The technique is smaller and cheaper than other technologies and it helps shorten the time it takes to identify the right diagnose from years to just days, the researchers said. This means disease complications, such as heart disease, found in FA, can be addressed much sooner.
The device can also be used to examine other genetic differences. For example, the researchers demonstrated that the technology could be programmed to identify genetic differences among 28 pharmacogenomic genes, which may predict a person’s ability to metabolize certain medications.
“While this is not the primary purpose of our targeted sequencing assay, secondary findings of this nature may better inform patient care at no extra cost, underscoring the appealing flexibility of programmable sequencing with [the Nanopore Technology],” the team wrote.
As a research tool, it will also help scientists understand which lengths of the repeats lead to disease and which may occur in healthy people, they said.
“We anticipate that this will be a powerful approach to STR gene discovery and provide molecular diagnoses for many previously unsolved cases in the future,” the researchers wrote.

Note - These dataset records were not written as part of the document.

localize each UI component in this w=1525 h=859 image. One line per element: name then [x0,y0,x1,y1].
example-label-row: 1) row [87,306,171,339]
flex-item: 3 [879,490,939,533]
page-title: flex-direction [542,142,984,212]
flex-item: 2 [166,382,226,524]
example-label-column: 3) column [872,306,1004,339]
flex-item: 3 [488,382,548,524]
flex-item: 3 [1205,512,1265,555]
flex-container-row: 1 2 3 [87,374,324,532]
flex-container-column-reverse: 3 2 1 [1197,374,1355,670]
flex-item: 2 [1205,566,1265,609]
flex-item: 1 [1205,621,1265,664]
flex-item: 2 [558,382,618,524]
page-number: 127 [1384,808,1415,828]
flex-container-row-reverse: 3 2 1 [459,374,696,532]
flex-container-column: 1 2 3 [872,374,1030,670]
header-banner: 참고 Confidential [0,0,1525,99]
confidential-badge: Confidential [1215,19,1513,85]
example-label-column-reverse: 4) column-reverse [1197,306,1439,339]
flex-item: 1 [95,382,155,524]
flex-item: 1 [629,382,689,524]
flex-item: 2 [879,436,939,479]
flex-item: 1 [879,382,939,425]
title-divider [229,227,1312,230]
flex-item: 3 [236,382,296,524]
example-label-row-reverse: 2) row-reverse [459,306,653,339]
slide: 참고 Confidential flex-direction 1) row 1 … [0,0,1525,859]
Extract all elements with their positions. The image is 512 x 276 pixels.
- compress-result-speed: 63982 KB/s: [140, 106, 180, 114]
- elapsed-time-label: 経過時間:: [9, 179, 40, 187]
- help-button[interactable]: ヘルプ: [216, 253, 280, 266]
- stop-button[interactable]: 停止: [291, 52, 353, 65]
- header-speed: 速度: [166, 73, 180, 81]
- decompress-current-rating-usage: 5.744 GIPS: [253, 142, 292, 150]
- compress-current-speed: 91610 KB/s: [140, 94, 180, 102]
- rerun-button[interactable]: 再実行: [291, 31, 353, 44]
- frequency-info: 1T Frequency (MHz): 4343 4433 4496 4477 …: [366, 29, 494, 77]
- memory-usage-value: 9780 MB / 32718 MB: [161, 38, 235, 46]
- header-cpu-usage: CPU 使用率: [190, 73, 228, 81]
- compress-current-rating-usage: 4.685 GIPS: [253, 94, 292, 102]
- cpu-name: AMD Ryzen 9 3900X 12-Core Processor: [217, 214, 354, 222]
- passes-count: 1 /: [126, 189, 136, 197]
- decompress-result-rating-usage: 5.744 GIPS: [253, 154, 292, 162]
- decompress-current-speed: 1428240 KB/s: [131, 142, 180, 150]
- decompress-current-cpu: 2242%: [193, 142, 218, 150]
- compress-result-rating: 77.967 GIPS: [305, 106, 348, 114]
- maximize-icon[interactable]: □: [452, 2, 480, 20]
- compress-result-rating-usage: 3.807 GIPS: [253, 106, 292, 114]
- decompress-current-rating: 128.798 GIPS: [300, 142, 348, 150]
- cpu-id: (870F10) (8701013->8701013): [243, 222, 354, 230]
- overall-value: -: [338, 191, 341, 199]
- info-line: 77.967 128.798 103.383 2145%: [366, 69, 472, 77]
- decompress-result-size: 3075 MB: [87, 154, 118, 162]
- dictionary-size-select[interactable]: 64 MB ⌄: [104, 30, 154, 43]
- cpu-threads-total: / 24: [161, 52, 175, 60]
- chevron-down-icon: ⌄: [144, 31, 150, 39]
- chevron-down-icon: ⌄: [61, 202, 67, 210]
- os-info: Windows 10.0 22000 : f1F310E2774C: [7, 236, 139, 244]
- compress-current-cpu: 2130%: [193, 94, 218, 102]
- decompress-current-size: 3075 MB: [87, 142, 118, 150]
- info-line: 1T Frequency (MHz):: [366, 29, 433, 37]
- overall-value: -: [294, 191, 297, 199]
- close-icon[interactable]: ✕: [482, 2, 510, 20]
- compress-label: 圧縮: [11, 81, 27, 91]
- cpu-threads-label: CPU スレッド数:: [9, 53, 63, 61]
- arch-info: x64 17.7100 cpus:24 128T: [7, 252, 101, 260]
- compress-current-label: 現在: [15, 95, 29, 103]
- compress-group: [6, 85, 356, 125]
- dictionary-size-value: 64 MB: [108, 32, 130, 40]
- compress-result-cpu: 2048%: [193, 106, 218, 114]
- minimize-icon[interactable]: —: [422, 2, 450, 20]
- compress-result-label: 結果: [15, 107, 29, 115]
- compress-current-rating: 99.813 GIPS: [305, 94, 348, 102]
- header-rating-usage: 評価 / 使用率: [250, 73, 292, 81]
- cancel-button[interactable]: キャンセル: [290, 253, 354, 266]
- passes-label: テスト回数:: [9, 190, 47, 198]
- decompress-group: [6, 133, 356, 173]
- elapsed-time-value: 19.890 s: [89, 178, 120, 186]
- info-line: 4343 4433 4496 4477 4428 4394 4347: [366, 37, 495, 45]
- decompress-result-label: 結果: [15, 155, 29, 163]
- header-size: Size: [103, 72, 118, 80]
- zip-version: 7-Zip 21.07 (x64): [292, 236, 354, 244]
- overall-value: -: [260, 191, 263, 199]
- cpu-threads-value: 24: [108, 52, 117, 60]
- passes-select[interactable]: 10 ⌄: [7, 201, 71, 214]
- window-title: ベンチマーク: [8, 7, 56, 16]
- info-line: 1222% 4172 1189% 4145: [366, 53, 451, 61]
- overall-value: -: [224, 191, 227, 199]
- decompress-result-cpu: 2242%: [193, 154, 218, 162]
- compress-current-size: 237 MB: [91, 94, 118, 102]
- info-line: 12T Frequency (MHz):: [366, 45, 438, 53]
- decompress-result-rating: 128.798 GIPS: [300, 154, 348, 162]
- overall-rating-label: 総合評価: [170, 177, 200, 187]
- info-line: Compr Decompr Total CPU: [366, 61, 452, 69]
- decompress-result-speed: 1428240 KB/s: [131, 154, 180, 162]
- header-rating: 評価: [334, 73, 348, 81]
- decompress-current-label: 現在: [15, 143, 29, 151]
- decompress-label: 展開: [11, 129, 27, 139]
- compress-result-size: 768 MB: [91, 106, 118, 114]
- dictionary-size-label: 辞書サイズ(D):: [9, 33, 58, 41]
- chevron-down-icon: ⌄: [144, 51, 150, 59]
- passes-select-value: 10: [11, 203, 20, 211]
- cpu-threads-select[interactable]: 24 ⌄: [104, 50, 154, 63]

The team hopes to see the technology used in the clinic within the next two to five years, noting that eventually it could be programmed to diagnose many genetic diseases – not just those with STR expansions.
One study participant with a rare STR expansion disease called CANVAS, recalls waiting more than 10 years for an eventual diagnosis.
“It was reassuring to finally confirm my diagnosis genetically, and it’s exciting to know that, in the near future, others with these types of conditions will be able to get a diagnosis quicker than I did,” he said.